A delicious starter from Ruth Watson’s ” The Really Helpful Cookbook”.
Ingredients
- 500 g squid ( including tentacles) prepared
- 1 425g can chickpeas drained and rinsed
- 2 plump garlic cloves peeled and crushed
- a thumb sized knob ginger peeled and roughly chopped
- 2 lvl tsps Sambal Manis or 1 tsp chilli sauce and 1 tsp dark soy sauce
- 1 handful fresh coriander leaves and stalks
- 150 ml groundnut oil
- a handful salad leaves or watercress dressed
- a little Collona lemon oil or extra virgin olive oil
- a small handful flat leaf parsley chopped
Servings:
Instructions
- Cut the squid bodies into roughly 7 cm square pieces. If the squid is quite thick lightly crisscross the inside surface with the point of a small sharp knife to help stop it curling. Cut any long tentacles into shorter pieces. Refrigerate until needed.
- Tip the chickpeas into a food processor together with the garlic, ginger, sambal manis, coriander and half the groundnut oil. Whizz for 30 seconds or so, then scrape down the sides.

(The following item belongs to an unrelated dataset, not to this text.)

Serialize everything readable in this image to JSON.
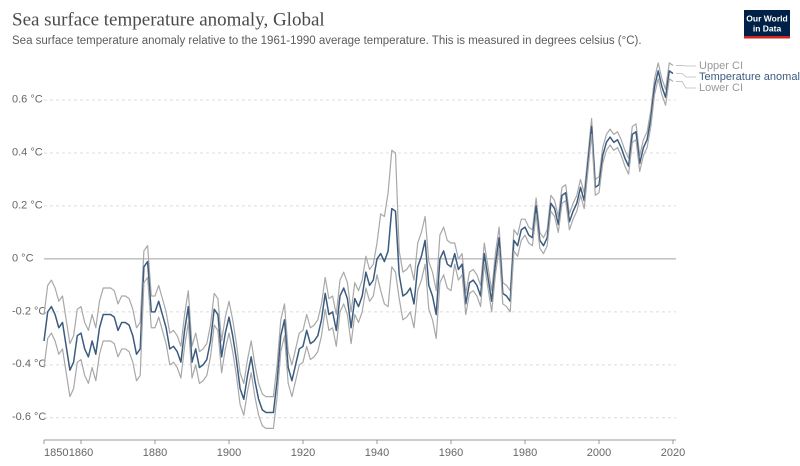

- Now, using the pulse button, add more oil bit by bit until you have a slightly rough textured but soft and creamy mass. Season to taste with a generous amount of salt and pepper.
- Dollop some hummus on to each plate and garnished with a handful of dressed salad leaves or watercress just before you cook the squid.
- Heat a griddle pan over a very high heat until it is searingly hot. Toss the squid in a little groundnut oil and season with salt and pepper.
- Drop half of the squid into the pan and cook for no more than 90 seconds in total, turning the pieces with a pair of tongs. Any longer and it will toughen.
- As soon as the squid is opaque remove it, then cook the second batch.
- Pile the squid on top of the hummus and drizzle over a little lemon oil or olive oil. Scatter on some parsley and serve immediately.